A listmember who wants to be anonymous bought a video of the feature documentary I had a hand in making.  Here's what she has to say:

I've viewed CROP CIRCLES: Quest for Truth twice now, and I'm so glad I have it in my video library to refer back to it. I think that it's an absolute must for studying the phenomenon — it gives the best comprehensive overview of what the top researchers are focusing o­n. Most of them have websites which provide observations and explanations for various aspects of these mysterious landscape designs — yet, their passion, love, and dedication comes across so much more profoundly o­n film than it does o­n a webpage.

Their enthusiasm is contagious and their research findings are compelling to say the least! Your film has much potential to change skeptical minds into inquiring o­nes, eager for more information. Maybe some of them, as I have come to believe, will realize that the greatest story in the history of human civilization is unfolding before their eyes. And that what the circlemakers are asking us to do is to pay attention.

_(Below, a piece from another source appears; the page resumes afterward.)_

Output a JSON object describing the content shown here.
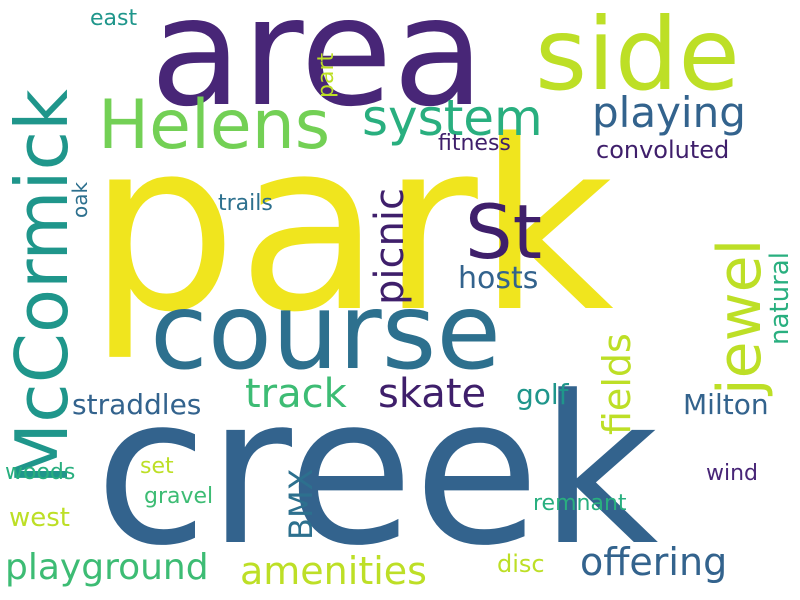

And, I believe your movie is serving an even greater purpose than to inform, which has to do with something o­n an experiential level. When the Barbury Castle formation came o­n in my first viewing, all of the sudden I felt a rush of energy filling my head with a sensation of fullness. I closed my eyes and saw several crop circles flashing o­ne after the other — along with “out of body” like sensations of drifting upwards towards the ceiling. My thought was that there was something special about this particular crop circle, and that maybe there is something behind what's said by researchers about the impact of Sacred Geometry. I searched the Internet for more information about that formation, to find that it's considered to be the granddaddy of all crop circles. Well, I'm not surprised because when I viewed the movie the second time, the same thing happened. I'm sure there are others out there who will experience the same thing. Now I'm wondering if perhaps these formations are meant to be shown o­n film for the purpose of transmitting energy to its viewers — or at least to those who are receptive!! I'm finding all of this so exciting!